Üster’in, çevirdiği öykülerden birini,Juan Rulfo’nun Bize Toprak Verdiler’ini, Yeni Dergi’de yayımlanır umuduyla Memet Fuat’a götürmesi çeviri yaşamında dönüm noktasını teşkil ediyor.Bize Toprak Verdiler’in Yeni Dergi’de yayımlanışı, Memet Fuat’la geliştirilen bir nev’i usta çırak ilişkisine yön veriyor. Celâl Üster, Memet Fuat’ın gerçek bir düşünceye saygı adamı olduğunu ifade ederek,“Yolun dergiye düştüğünde daha önce teslim ettiğin çeviriyi mutlaka okumuş olurdu,” diyor.“Daima açıksözlü, ama hatalarını seni hiç kırmadan önüne seriyor. Bazen senin kullanmış olduğun bir sözcüğün, bir deyimin yerine bir başkasını öneriyor; ama nasıl beceriyorsa, seni hiç küçümsemeden… Her gidişinde oradan biraz daha donanımlı ayrılıyorsun.”

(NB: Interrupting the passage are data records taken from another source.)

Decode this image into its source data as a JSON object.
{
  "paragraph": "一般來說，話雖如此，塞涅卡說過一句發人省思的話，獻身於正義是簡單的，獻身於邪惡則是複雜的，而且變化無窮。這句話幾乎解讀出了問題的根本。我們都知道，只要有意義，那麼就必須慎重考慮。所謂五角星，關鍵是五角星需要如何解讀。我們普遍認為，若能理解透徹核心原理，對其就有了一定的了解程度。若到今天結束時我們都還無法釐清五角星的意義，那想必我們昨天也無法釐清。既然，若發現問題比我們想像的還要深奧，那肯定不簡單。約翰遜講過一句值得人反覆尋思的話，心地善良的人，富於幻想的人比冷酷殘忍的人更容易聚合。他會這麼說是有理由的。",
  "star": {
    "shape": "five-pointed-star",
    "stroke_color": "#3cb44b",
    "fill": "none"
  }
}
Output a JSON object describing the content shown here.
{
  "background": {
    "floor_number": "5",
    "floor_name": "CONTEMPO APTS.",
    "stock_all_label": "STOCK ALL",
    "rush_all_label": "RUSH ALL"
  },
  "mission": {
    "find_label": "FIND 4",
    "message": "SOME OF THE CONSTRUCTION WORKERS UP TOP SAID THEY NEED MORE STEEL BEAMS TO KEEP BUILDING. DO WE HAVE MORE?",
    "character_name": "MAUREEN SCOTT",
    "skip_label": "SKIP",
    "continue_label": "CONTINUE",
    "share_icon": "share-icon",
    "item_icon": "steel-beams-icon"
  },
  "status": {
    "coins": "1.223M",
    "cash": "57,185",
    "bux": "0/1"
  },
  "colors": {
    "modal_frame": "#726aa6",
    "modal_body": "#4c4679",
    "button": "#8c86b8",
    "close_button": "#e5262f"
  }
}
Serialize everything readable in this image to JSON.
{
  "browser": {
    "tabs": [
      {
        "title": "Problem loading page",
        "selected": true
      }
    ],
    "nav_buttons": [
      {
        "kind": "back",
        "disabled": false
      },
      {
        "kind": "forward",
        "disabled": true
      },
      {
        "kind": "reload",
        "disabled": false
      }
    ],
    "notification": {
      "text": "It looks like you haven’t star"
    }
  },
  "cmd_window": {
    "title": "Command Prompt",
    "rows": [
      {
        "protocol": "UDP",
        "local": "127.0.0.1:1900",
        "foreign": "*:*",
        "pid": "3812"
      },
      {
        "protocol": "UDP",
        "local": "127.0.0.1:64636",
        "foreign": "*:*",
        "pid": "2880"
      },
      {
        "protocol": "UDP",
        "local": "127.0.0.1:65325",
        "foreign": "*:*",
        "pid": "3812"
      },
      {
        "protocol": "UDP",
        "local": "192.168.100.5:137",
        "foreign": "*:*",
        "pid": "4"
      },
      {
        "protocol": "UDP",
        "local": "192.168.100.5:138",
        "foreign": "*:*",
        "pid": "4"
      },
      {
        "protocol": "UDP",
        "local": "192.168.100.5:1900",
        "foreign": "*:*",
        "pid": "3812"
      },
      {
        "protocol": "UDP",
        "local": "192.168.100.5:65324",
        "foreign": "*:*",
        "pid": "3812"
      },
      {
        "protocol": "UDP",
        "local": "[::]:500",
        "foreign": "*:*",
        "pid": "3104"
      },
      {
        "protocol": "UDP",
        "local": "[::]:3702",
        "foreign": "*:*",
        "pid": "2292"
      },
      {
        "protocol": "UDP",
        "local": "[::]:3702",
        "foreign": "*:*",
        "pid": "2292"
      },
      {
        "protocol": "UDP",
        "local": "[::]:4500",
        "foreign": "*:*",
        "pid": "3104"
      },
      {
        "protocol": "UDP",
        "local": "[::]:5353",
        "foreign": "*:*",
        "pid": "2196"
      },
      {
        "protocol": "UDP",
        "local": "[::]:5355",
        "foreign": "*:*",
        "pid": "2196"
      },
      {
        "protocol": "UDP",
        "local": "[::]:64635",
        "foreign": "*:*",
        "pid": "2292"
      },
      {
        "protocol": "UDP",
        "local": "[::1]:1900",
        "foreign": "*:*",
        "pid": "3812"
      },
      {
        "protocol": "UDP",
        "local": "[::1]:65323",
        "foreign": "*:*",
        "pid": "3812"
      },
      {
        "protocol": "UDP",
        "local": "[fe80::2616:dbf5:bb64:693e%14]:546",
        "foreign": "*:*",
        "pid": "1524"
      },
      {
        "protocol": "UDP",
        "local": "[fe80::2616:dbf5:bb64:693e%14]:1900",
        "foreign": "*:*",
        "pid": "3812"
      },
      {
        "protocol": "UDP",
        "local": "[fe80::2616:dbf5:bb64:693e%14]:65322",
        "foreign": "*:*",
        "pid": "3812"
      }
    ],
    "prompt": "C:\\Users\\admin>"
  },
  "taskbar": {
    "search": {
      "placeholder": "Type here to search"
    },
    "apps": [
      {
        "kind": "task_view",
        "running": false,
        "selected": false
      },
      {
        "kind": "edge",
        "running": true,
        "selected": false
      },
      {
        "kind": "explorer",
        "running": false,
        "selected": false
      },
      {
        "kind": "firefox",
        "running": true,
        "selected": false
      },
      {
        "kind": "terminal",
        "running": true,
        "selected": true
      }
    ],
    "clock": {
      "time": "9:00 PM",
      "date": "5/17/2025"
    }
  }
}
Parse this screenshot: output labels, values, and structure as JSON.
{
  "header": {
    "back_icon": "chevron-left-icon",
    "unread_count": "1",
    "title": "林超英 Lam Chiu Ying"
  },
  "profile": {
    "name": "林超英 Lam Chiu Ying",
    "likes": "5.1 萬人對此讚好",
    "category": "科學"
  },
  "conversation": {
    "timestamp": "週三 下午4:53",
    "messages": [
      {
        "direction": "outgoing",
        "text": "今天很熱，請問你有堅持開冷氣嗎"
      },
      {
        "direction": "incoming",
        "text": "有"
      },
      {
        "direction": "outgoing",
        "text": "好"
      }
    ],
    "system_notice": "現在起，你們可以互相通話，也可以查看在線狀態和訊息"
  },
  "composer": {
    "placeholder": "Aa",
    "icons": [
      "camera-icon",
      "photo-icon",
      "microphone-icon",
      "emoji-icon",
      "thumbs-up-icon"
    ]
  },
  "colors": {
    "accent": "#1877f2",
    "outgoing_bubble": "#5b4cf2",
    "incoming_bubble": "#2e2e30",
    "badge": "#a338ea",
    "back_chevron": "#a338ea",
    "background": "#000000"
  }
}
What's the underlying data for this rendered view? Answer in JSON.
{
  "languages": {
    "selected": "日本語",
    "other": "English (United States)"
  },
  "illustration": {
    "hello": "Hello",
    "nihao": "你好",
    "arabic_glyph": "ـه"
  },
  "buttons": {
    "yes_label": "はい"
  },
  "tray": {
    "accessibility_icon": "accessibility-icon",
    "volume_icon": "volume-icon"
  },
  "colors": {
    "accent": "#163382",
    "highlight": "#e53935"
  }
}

Çevirmenlikte ilerlerken, usta çevirilerin usta eserlerini didik didik ediyor Celâl Üster. Sabahattin Eyüboğlu’nun, Can Yücel’in, Cevat Çapan’ın, Akşit Göktürk’ün çevirilerini oburca sindiriyor. İncelediği çevirmenlerin “yalnızca çeviri uğraşına yaklaşımlarından bir şeyler kapmaya çalışmakla kalmayıp, kullandıkları sözcüklere, söz dizimlerine, deyimlere eğilerek dilimizin olanaklarını öğrenmeye” itina gösteriyor.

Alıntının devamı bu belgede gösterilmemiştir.